Two drunks went into a bar to have a few beers. One got up and went into the bathroom while the other remained at the bar talking to the bartender.
All of a sudden there was a loud scream coming from the bathroom. The drunk at the bar said to the bartender that it sounded like his partner screaming, so he went into the toilet to investigate.
He went inside and asked his friend what the problem was. His friend said that every time he flushed the toilet something reached up and hit him on the bottom.
His friend shook his head and said: “You soft beggar, you’re sitting on the mop bucket.”
A man was getting married.

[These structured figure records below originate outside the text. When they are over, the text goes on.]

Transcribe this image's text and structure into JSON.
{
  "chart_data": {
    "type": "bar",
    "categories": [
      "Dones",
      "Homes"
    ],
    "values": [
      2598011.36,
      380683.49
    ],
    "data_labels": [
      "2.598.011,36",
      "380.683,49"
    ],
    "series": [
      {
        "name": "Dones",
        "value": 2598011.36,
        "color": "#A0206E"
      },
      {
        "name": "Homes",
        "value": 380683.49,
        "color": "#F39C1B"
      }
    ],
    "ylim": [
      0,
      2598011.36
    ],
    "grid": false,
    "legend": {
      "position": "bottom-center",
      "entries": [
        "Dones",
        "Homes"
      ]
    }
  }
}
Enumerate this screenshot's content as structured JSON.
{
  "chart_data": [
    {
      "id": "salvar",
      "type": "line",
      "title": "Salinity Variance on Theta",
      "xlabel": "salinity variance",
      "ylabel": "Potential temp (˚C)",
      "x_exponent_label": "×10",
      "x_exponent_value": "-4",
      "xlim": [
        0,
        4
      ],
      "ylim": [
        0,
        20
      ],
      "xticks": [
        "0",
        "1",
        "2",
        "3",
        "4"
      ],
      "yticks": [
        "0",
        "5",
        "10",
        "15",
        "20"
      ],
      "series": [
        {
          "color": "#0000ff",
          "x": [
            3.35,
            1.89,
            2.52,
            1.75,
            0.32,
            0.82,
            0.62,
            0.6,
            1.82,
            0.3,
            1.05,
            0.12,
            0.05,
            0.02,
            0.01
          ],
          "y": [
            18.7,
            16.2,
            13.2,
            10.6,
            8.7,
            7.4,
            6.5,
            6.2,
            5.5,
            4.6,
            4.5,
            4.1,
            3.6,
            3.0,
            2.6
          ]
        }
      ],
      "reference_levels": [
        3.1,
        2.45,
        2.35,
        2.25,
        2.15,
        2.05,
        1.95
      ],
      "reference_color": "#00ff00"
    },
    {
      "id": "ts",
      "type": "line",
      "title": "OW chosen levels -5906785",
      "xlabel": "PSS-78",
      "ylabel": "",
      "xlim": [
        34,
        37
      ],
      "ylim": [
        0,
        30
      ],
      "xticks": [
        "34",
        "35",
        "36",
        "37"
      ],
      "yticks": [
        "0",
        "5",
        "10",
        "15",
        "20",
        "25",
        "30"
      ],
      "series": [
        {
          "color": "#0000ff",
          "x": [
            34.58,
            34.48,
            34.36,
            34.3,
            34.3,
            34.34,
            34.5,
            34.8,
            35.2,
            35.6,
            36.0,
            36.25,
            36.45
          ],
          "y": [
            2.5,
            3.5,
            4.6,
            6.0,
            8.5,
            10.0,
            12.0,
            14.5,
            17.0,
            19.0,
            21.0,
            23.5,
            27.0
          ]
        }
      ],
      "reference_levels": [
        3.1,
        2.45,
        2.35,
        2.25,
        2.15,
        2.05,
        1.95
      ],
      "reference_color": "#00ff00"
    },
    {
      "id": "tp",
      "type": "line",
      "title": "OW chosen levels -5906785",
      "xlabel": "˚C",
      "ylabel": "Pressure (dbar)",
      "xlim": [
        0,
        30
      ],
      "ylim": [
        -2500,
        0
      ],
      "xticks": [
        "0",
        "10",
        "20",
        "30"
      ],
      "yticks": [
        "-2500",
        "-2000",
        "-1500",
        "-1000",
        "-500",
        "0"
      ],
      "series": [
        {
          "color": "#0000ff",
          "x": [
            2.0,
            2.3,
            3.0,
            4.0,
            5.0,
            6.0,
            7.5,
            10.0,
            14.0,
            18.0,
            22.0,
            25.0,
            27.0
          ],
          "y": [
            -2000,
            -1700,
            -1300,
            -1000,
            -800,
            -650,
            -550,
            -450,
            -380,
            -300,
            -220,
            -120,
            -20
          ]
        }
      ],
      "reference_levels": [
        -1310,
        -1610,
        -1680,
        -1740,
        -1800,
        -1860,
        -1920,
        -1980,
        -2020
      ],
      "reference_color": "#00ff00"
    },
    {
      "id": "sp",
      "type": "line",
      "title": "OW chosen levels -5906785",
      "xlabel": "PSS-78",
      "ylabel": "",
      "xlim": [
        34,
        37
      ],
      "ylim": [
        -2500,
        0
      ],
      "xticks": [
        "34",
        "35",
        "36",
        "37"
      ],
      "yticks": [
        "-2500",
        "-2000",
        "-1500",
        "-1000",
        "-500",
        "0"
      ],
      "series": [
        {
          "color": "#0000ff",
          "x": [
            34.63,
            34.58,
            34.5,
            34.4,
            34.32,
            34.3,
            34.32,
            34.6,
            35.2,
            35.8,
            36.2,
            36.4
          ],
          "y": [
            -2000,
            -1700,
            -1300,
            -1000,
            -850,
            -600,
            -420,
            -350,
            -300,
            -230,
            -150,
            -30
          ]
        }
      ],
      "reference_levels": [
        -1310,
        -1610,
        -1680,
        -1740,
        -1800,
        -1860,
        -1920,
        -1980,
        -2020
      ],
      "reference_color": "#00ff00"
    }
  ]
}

Unfortunately, he was balding pretty badly so he decided to purchase a toupee for the big day. He took his young son to the wig store and together they picked out a realistic looking hair piece.
The wedding went perfectly however, the whole day, the man was worried that everyone must have seen his toupee. The next day, his young son noticed his worried look and said: “What’s the matter, daddy? Why are you looking so down?”
“I’m not really sad,” the man replied, “It’s just that I’m sure everyone noticed that I was wearing a wig yesterday.”
“No they didn’t, daddy,” the son smiled happily, “No one that I told had any clue!”
A little old lady seated herself right behind the bus driver. Every ten minutes or so she’d pipe up and say: “Have we reached Falls Creek yet, sonny?”
“No, lady, not yet. I’ll let you know,” he replied, time after time.
As the hours passed, the old woman kept asking for Falls Creek before finally the little town came into view. Sighing with relief, the driver slammed on the brakes, pulled over and called out, “This is where you get out, lady.”
“Is this Falls Creek?”
“Yes!” he bellowed in frustration. “Get out!”
“Oh, I’m going all the way through to the next town, sonny,” she explained sweetly. “It’s just that my daughter told me that when we got this far, I should take my blood pressure pill.”